Тейлор не рассказывала мне много о своей матери, если не считать упоминания о ее работе и о том, что они близки. Поэтому я не ожидал увидеть женщину, в которой еще заметны черты человека, щеголяющего по улицам Бостона в кожаной куртке и футболке «Сид и Нэнси» со свисающей изо рта сигаретой. Панк-рокерский доктор наук. Она очень привлекательная, ее глаза и волосы – того же оттенка, что и у Тейлор. Но черты лица острее: высокие скулы, деликатный подбородок. Не говоря о высокой и стройной модельной фигуре. Я могу понять, откуда в Тейлор некоторые из ее комплексов.
– Был один раз… – опять начинает Бренна, и я забываю про нее, переводя взгляд на Тейлор.
У нее нет причин чувствовать себя неуверенно. Она прекрасна. Не знаю, иногда я просто смотрю на нее, и меня вновь осеняет. Я снова осознаю, как она меня возбуждает, как сильно я ее хочу.
Моя ладонь до сих пор на ее колене, и внезапно до меня доходит, что у нас не было времени развлечься до того, как я повез ее на ужин, потому что у нас обоих была домашка и Тейлор немного опаздывала со сборами.
Я двигаю ладонь вверх, но совсем чуть-чуть. Тейлор не смотрит на меня, не дергается. Она сдвигает ноги. Сначала мне кажется, что я переборщил, но потом… она раздвигает их. Приглашая мою ладонь переместиться выше.
Бренна несет какую-то напыщенную фигню по поводу своей стажировки на спортивном канале «ЕСПН» и драки, развернувшейся между двумя футбольными комментаторами, и развлекает родителей, пока мои пальцы гуляют у Тейлор под подолом юбки. Я осторожен, методичен. Слежу за тем, чтобы себя не выдать.
Пока Бренна размахивает руками и стучит по столу во время своего рассказа, кончики моих пальцев гладят ткань трусиков Тейлор. Шелк и кружево. Господи, это так горячо. Она дрожит – едва заметно – под моим прикосновением.
Сглатывая слюну, резко наполнившую рот, я перемещаю ладонь на ее покрытую тканью киску, и, охренеть, я чувствую, какая она мокрая – там, под нижним бельем. Я хочу проскользнуть пальцами внутрь и…

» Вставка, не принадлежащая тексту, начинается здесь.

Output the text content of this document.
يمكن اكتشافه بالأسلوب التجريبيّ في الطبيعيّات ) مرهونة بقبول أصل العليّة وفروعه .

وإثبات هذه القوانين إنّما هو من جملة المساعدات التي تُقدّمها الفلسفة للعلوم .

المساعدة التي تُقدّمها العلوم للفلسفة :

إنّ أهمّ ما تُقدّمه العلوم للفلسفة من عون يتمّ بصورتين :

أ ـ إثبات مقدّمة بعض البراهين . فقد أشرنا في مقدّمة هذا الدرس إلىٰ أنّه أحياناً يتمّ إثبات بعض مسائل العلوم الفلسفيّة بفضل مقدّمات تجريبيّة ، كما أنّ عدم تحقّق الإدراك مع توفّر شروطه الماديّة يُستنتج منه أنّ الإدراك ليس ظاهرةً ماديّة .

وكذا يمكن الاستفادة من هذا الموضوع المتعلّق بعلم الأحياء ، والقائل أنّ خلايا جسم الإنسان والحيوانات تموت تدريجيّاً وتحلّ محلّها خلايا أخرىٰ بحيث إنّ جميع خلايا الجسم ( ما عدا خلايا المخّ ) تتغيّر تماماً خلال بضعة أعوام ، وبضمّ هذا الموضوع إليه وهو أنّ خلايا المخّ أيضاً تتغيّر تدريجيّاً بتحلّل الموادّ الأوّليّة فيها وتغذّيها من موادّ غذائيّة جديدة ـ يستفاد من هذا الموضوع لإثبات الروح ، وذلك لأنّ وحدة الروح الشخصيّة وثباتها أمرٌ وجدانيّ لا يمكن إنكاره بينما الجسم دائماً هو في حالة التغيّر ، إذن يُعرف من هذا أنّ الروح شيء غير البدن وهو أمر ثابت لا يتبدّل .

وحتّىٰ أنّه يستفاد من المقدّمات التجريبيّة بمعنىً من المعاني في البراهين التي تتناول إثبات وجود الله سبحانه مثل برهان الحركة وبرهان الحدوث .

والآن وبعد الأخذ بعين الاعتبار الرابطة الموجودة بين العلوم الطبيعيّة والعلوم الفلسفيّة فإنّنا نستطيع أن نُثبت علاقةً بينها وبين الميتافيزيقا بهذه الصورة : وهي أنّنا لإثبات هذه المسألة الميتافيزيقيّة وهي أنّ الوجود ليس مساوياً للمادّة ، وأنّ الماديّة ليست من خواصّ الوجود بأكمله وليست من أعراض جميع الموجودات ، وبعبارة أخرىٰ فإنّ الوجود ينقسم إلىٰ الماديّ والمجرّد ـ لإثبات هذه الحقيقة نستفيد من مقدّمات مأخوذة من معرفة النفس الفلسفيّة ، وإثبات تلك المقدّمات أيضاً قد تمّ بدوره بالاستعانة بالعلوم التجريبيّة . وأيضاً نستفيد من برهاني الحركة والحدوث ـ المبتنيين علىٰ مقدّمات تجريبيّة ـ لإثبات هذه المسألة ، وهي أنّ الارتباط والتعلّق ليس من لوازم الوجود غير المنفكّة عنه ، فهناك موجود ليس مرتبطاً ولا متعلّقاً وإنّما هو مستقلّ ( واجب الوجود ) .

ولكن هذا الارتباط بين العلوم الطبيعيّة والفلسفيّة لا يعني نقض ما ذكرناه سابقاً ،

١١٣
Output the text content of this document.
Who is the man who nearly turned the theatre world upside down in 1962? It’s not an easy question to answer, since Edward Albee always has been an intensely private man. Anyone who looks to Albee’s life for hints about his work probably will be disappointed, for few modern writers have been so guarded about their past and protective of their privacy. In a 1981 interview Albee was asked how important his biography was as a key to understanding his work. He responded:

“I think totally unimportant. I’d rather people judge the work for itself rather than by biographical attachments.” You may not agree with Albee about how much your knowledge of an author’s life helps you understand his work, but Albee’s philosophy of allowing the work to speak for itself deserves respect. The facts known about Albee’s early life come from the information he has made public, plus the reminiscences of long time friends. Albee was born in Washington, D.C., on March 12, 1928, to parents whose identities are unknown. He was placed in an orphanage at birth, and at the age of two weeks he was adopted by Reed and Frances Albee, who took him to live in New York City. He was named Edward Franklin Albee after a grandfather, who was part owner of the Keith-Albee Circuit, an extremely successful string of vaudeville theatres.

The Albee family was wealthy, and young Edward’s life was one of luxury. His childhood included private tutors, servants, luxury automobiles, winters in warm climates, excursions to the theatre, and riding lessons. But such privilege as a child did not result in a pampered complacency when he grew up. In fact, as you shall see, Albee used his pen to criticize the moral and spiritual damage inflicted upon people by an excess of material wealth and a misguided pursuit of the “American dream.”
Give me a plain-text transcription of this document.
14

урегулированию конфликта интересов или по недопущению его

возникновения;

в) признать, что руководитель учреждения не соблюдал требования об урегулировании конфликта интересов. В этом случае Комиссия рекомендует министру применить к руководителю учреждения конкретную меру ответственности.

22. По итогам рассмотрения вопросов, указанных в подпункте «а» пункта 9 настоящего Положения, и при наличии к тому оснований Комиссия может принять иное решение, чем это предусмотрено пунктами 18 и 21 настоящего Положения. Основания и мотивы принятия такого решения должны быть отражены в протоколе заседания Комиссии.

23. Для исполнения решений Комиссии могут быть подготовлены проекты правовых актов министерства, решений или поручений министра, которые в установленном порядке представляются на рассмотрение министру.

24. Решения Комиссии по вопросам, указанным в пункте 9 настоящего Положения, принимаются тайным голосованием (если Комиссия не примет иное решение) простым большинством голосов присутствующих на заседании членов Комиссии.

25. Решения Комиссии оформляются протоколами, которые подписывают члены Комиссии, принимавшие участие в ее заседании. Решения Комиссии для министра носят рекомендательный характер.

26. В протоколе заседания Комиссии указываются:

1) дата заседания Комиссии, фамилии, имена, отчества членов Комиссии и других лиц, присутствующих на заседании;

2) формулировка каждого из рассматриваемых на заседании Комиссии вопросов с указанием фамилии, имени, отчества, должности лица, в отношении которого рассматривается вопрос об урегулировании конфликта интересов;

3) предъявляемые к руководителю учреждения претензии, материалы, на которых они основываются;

Я отдергиваю руку, когда внезапно появляется официант и кладет на стол счет.
Пока все спорят, кто будет оплачивать чек, я бросаю взгляд на Тейлор и вижу, что ее глаза озорно блестят. Не знаю, как она это делает, но постоянно находит способы меня удивлять. Позволение лапать ее под столом – не то, чего я от нее ожидал, но я счастлив, что в ней существует и эта сторона.
– Спасибо, – говорит она, когда мы, со всеми попрощавшись, направляемся к машине.
– За что? – Мой голос немного хриплый.
– За то, что был рядом со мной. – Беря меня за руку, пока мы идем к джипу, она поднимается на носки и целует меня. – А теперь давай вернемся в мою квартиру и закончим то, что ты начал в ресторане.
24. Тейлор
В воскресенье утром, пока Конор вместе с парнями помогает тренеру Дженсену привести кухню в порядок, я занимаюсь стиркой и убираю свою собственную катастрофу в квартире. Обычно выходит так, что, чем больше я погружаюсь в учебу, тем больше мое жилье становится похожим на тот хаос, который творится у меня в голове.
Когда звонит телефон, я бросаю простынь, которую никак не могу сложить, и улыбаюсь про себя. Мне даже не надо смотреть на экран, чтобы понять, кто это. Я знала, что этот звонок случится, и знала, что он произойдет этим утром. Потому что моя мать – самый предсказуемый человек на свете, и, в общем-то, все сложилось вот так: вернувшись в Кембридж в субботу днем, она читала и проверяла работы с бокалом вина, а потом, утром, встала, чтобы заняться стиркой и пропылесосить, при этом репетируя в голове, как пройдет этот разговор.
– Привет, мам, – говорю я, отвечая на звонок и плюхаясь на диван.
Она переходит к делу издалека:
– Что ж, это был тот еще ужин.
Я вежливо смеюсь в знак согласия и говорю: «Ну, было весело».
Она соглашается и говорит: «И спринг-роллы были вкусные. Надо будет нам опять туда сходить».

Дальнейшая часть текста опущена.